Die Sicherheitsstrategie der Europäischen Union
Der EU wird, populistisch formuliert, Untätigkeit, Trägheit oder Unwille zu Reformen nachgesagt. Es entsteht der Eindruck, dass versucht wird, mit Kritik an der EU innenpolitisches Versagen der Mitgliedsstaaten zu kaschieren und die EU als Sündenbock hinzustellen. Tatsächlich sind es aber einzelne EU-Mitgliedsstaaten, die letztlich über Erfolg oder Misserfolg entscheiden.

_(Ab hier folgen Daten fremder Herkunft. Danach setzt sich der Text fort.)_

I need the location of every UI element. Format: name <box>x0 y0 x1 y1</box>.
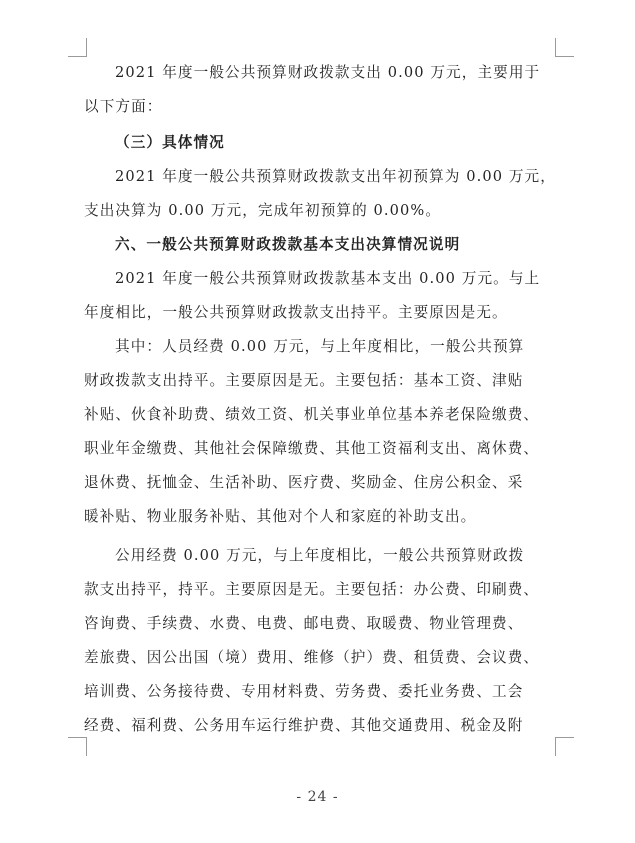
paragraph-line: 2021 年度一般公共预算财政拨款支出 0.00 万元，主要用于 <box>115 64 541 81</box>
paragraph-line: 补贴、伙食补助费、绩效工资、机关事业单位基本养老保险缴费、 <box>84 406 540 423</box>
paragraph-line: 暖补贴、物业服务补贴、其他对个人和家庭的补助支出。 <box>84 508 477 525</box>
paragraph-line: 年度相比，一般公共预算财政拨款支出持平。主要原因是无。 <box>84 304 508 321</box>
section-subheading: （三）具体情况 <box>115 134 225 151</box>
crop-mark-top-right <box>555 38 574 57</box>
paragraph-line: 款支出持平，持平。主要原因是无。主要包括：办公费、印刷费、 <box>84 581 540 598</box>
paragraph-line: 经费、福利费、公务用车运行维护费、其他交通费用、税金及附 <box>84 717 524 734</box>
paragraph-line: 财政拨款支出持平。主要原因是无。主要包括：基本工资、津贴 <box>84 372 524 389</box>
paragraph-line: 职业年金缴费、其他社会保障缴费、其他工资福利支出、离休费、 <box>84 440 540 457</box>
crop-mark-top-left <box>68 38 87 57</box>
paragraph-line: 其中：人员经费 0.00 万元，与上年度相比，一般公共预算 <box>115 338 525 355</box>
paragraph-line: 差旅费、因公出国（境）费用、维修（护）费、租赁费、会议费、 <box>84 649 540 666</box>
paragraph-line: 退休费、抚恤金、生活补助、医疗费、奖励金、住房公积金、采 <box>84 474 524 491</box>
section-heading: 六、一般公共预算财政拨款基本支出决算情况说明 <box>115 236 461 253</box>
document-body <box>84 56 559 743</box>
paragraph-line: 培训费、公务接待费、专用材料费、劳务费、委托业务费、工会 <box>84 683 524 700</box>
paragraph-line: 支出决算为 0.00 万元，完成年初预算的 0.00%。 <box>84 202 442 219</box>
paragraph-line: 公用经费 0.00 万元，与上年度相比，一般公共预算财政拨 <box>115 547 525 564</box>
paragraph-line: 以下方面： <box>84 98 163 115</box>
paragraph-line: 2021 年度一般公共预算财政拨款支出年初预算为 0.00 万元， <box>115 168 556 185</box>
paragraph-line: 2021 年度一般公共预算财政拨款基本支出 0.00 万元。与上 <box>115 270 541 287</box>
paragraph-line: 咨询费、手续费、水费、电费、邮电费、取暖费、物业管理费、 <box>84 615 524 632</box>
page-number: - 24 - <box>296 789 339 805</box>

Die Welt hat sich im 21. Jahrhundert in vielerlei Hinsicht in eine Richtung entwickelt, die sowohl eine enge Kooperation der Mitgliedstaaten der Europäischen Union als auch außerhalb notwendig macht. Krisen, Konflikte und Kriege sind zahlreicher geworden und geografisch näher an die EU herangerückt. Die einzelnen EU-Mitgliedstaaten können alleine keine nachhaltige Lösung zu der Problematik des internationalen Terrorismus außerhalb wie auch innerhalb der EU geben. Der Migration und damit verbunden Integrationsproblemen, der Piraterie entlang der Seehandelswege, dem Klimawandel, der fehlenden Energiesicherheit, der Pluralisierung globaler Machtzentren und der sich ständig ändernden sicherheits- und geopolitischen Lage kann nur gemeinsam entgegengetreten werden.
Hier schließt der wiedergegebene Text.